Nine ships from the two countries will participate in the drills, including Chinese vessels now on antipiracy patrols in waters off the Horn of Africa, the Defense Ministry spokesman, Geng Yansheng, said at a monthly news briefing in Beijing. The drills will focus on navigation safety, at-sea replenishment, escort missions and live-fire exercises, he said.

“The aim is to deepen both countries’ friendly and practical cooperation and increase our navies’ ability to jointly deal with maritime security threats,” Mr. Geng said. “These exercises are not aimed at any third party and have nothing to do with the regional situation.”

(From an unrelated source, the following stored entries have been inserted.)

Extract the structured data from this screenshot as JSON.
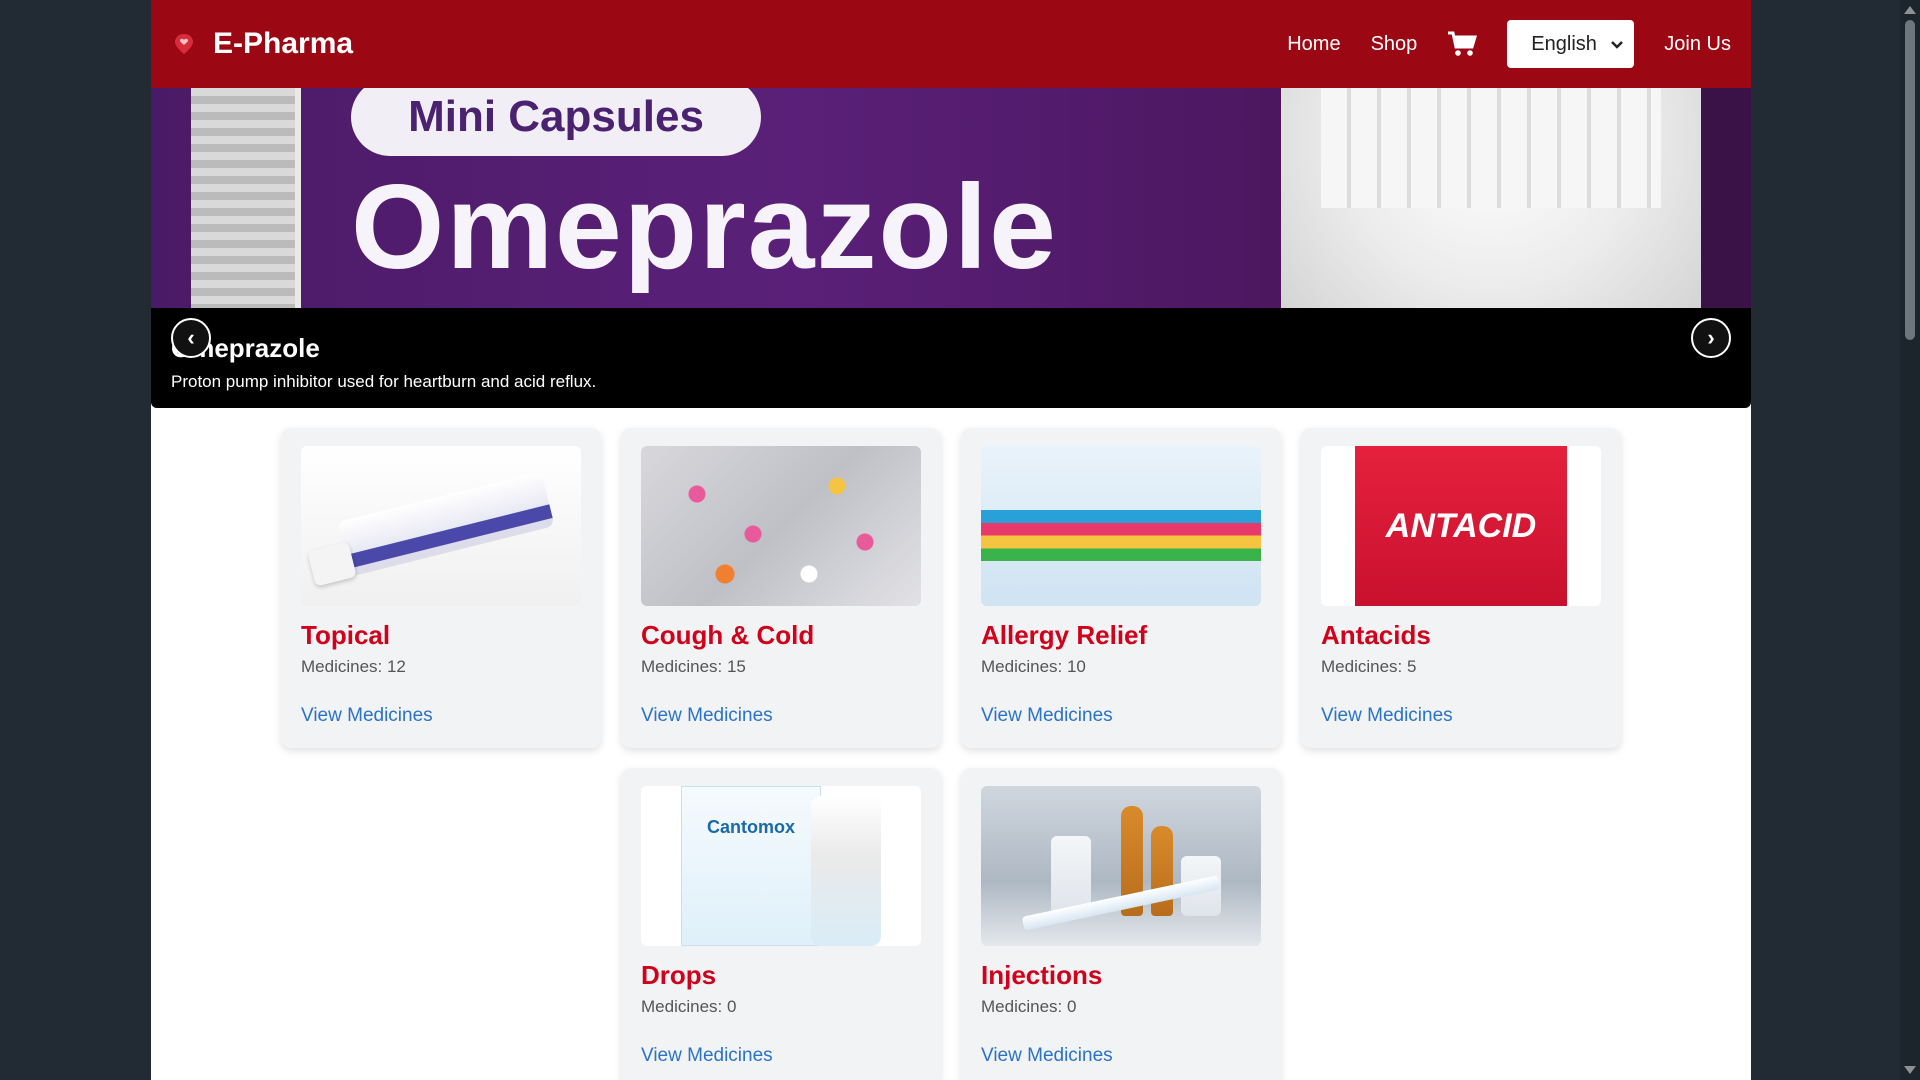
{
  "colors": {
    "navbar": "#9c0714",
    "backdrop": "#222b33",
    "card_title": "#d0021b",
    "link": "#2a73c7",
    "caption_bg": "#000000"
  },
  "navbar": {
    "brand": "E-Pharma",
    "logo_icon": "heart-pin-icon",
    "links": {
      "home": "Home",
      "shop": "Shop",
      "join": "Join Us"
    },
    "cart_icon": "shopping-cart-icon",
    "language": {
      "selected": "English",
      "icon": "chevron-down-icon"
    }
  },
  "carousel": {
    "image_text_top": "Mini Capsules",
    "image_text_main": "Omeprazole",
    "title": "Omeprazole",
    "description": "Proton pump inhibitor used for heartburn and acid reflux.",
    "prev": "‹",
    "next": "›"
  },
  "categories": [
    {
      "name": "Topical",
      "count": "Medicines: 12",
      "link": "View Medicines"
    },
    {
      "name": "Cough & Cold",
      "count": "Medicines: 15",
      "link": "View Medicines"
    },
    {
      "name": "Allergy Relief",
      "count": "Medicines: 10",
      "link": "View Medicines"
    },
    {
      "name": "Antacids",
      "count": "Medicines: 5",
      "link": "View Medicines"
    },
    {
      "name": "Drops",
      "count": "Medicines: 0",
      "link": "View Medicines"
    },
    {
      "name": "Injections",
      "count": "Medicines: 0",
      "link": "View Medicines"
    }
  ],
  "image_labels": {
    "antacid_box": "ANTACID",
    "drops_box": "Cantomox"
  }
}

One of China’s main military goals is to develop a navy that goes beyond coastal waters and can travel the world’s oceans, and while military analysts said the drills in the Mediterranean appeared to be modest, they would be the farthest from home the Chinese Navy has done.

“The Chinese fleet has never made any exercises in the Mediterranean, and moreover, this is with Russia,” said Shi Yinhong, a professor of international relations at Renmin University in Beijing.

“The two countries want to show they have escalated their strategic partnership.”

China’s announcement came as the Japanese prime minister, Shinzo Abe, was visiting Washington. He and President Obama declared that Japan and the United States would increase their military cooperation, a move that China criticized Wednesday.

With Russia’s isolation from the West over the crisis in Ukraine, and with China’s concern about a more intimate American-Japanese alliance, it suits President Xi Jinping of China and President Vladimir V. Putin of Russia to advertise their friendship, Professor Shi said.

“Russia wants to show the United States it is not isolated and can launch exercises near Eastern Europe,” he said. “And as a result of Abe’s visit to the United States and the upgraded Japan-American military relationship, Xi wants to show the United States he has good relations with Russia.”

The fact that the Chinese Navy is venturing so far from home for military exercises shows that it has a new confidence in its abilities, said James Hardy, the Asia-Pacific editor of IHS Jane’s Defense Weekly.

“The geopolitical significance of its exercising alongside Russia will not be lost on the U.S. and NATO,” he said, “although it would be churlish of anyone in the West to complain about it, given the number of joint drills the U.S. and its allies conduct in China’s near seas.”

The Chinese Navy has operated in the Mediterranean before, most notably when China’s warships helped rescue more than 30,000 Chinese workers stranded in Libya after the downfall of Col. Muammar el-Qaddafi in 2011. It also sent a frigate to accompany the removal of Syria’s chemical weapons stockpile in 2013 and 2014.

“So this isn’t entirely new territory,” Mr. Hardy said.

China’s contribution to the exercises will include two frigates and a supply ship used in the evacuation of Chinese citizens and others from Yemen in April, Mr. Geng said. Those ships were dispatched from the antipiracy patrols to carry out the evacuation.

The exercises themselves are probably not as important as the message, said Peter Dutton, a professor of strategic studies at the United States Naval War College in Newport, R.I.

“It suggests Russia and China are sending a political signal to the U.S. and Europe that the continental powers are standing together to support each other’s expanding interests in the face of maritime opposition,” he said.

The Chinese and Russian Navies have exercised together since 2012 in waters off Russia’s eastern seaboard.

Mr. Geng did not give a date for the exercises, but it appeared that they would be held after the May 9 military parade in Moscow commemorating the 70th anniversary of the Soviet Union’s defeat of Nazi Germany. President Xi has accepted an invitation to attend the ceremony, and a large contingent of Chinese military personnel is scheduled to march in the parade.

European leaders, angered by Russia’s actions in Ukraine, have refused invitations, leaving Mr. Xi as the most prominent guest at an event that is likely to be further public confirmation of the cordial Russia-China relations.

The joint naval exercises come a year after Russia announced that it would sell the S-400 surface-to-air missile system to China, a sale it had been reluctant to make because of fears of reverse engineering by the Chinese.